Adam Buckholz, MD MSc, an Assistant Professor at Weill Cornell Medicine specializing in non-alcoholic fatty liver disease (NAFLD) and cirrhosis research, is unearthing new diagnostic tools that can help detect a major complication, Hepatic Encephalopathy (HE), earlier—helping patients get the treatment they need sooner.
Dr. Buckholz uses WHOOP to study sleep patterns in patients with and without liver disease, looking to further understand the link between changes in sleep and the ability to diagnose this disease in its earlier stages.
Finding Innovative Ways to Detect Covert Disease
While the liver is a resilient organ, after long term damage from stressors such as alcohol, viruses, or NAFLD, it can develop irreversible scarring called cirrhosis. NAFLD is the most common chronic liver disease, and along with the ongoing epidemic of obesity, diabetes and high cholesterol is increasing in the United States.

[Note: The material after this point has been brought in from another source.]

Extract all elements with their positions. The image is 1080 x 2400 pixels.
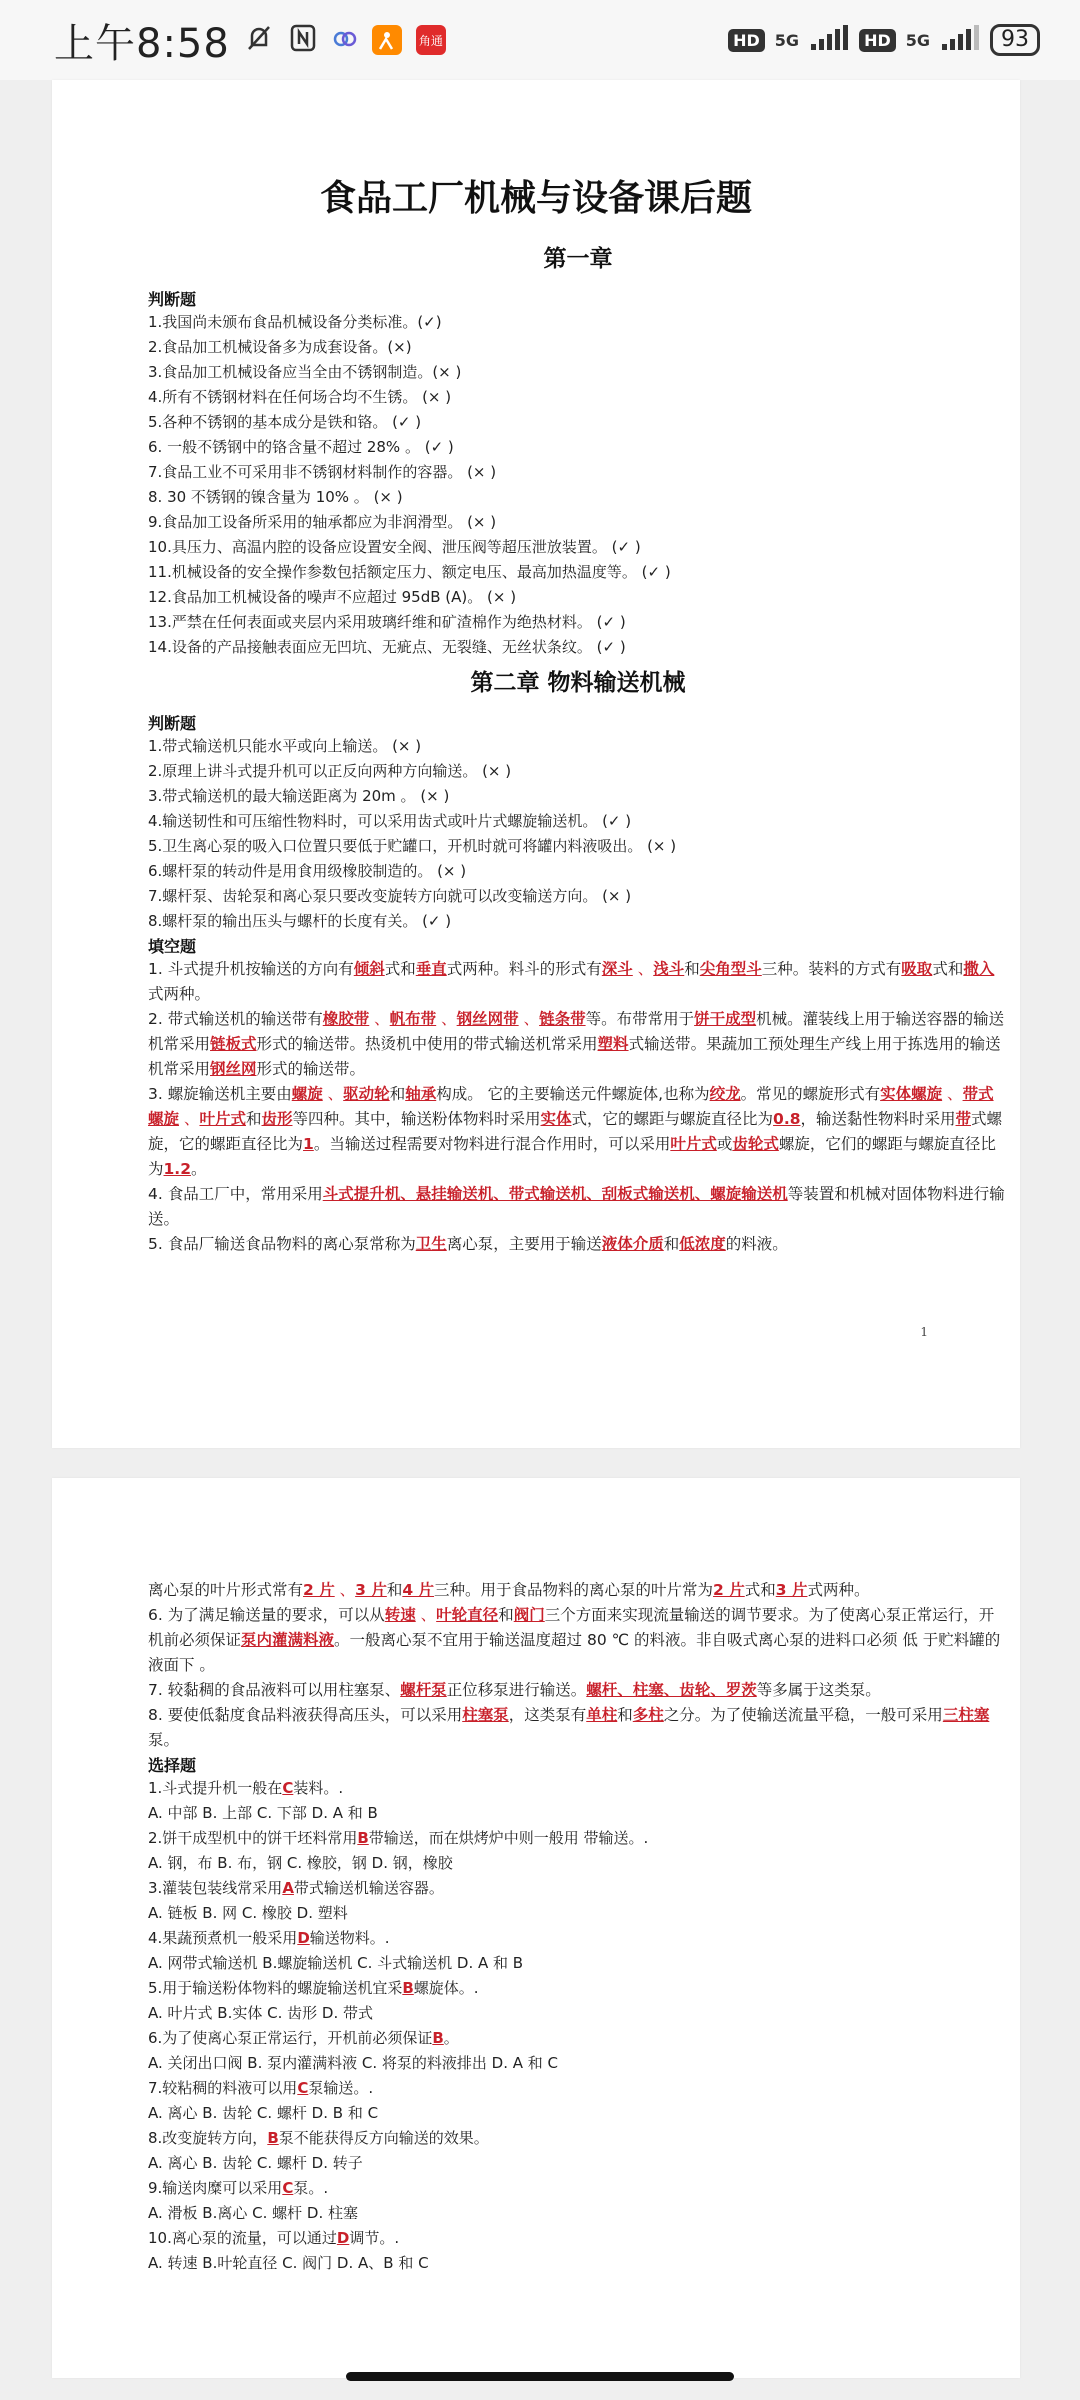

NAFLD and other liver diseases are often not caught in patients until they progress to cirrhosis, where they are at risk of life threatening complications like HE. HE is caused by high levels of a toxin called ammonia in the bloodstream, which builds up in the brain and causes confusion or even coma.
Patients with early HE, or “covert encephalopathy,” don’t show signs or symptoms until the disease progresses to a more severe—or “overt”—form. This occurs in about 1 of every 5 patients with cirrhosis every year—and once it does, it often recurs and can be life-threatening, with a liver transplant being the only cure.
Typically, patients with covert encephalopathy are only diagnosed through specialized cognitive testing. However, only about 1 in every 10 physicians performs this testing, as it’s a cumbersome process that requires extensive training.
Through his studies, Dr. Buckholz is uncovering a better diagnostic tool for discovering covert encephalopathy, in the hope that patients can receive treatment for their disease in its earlier stages, evaluate their risk levels for disease progression, and be active participants in their own health journeys.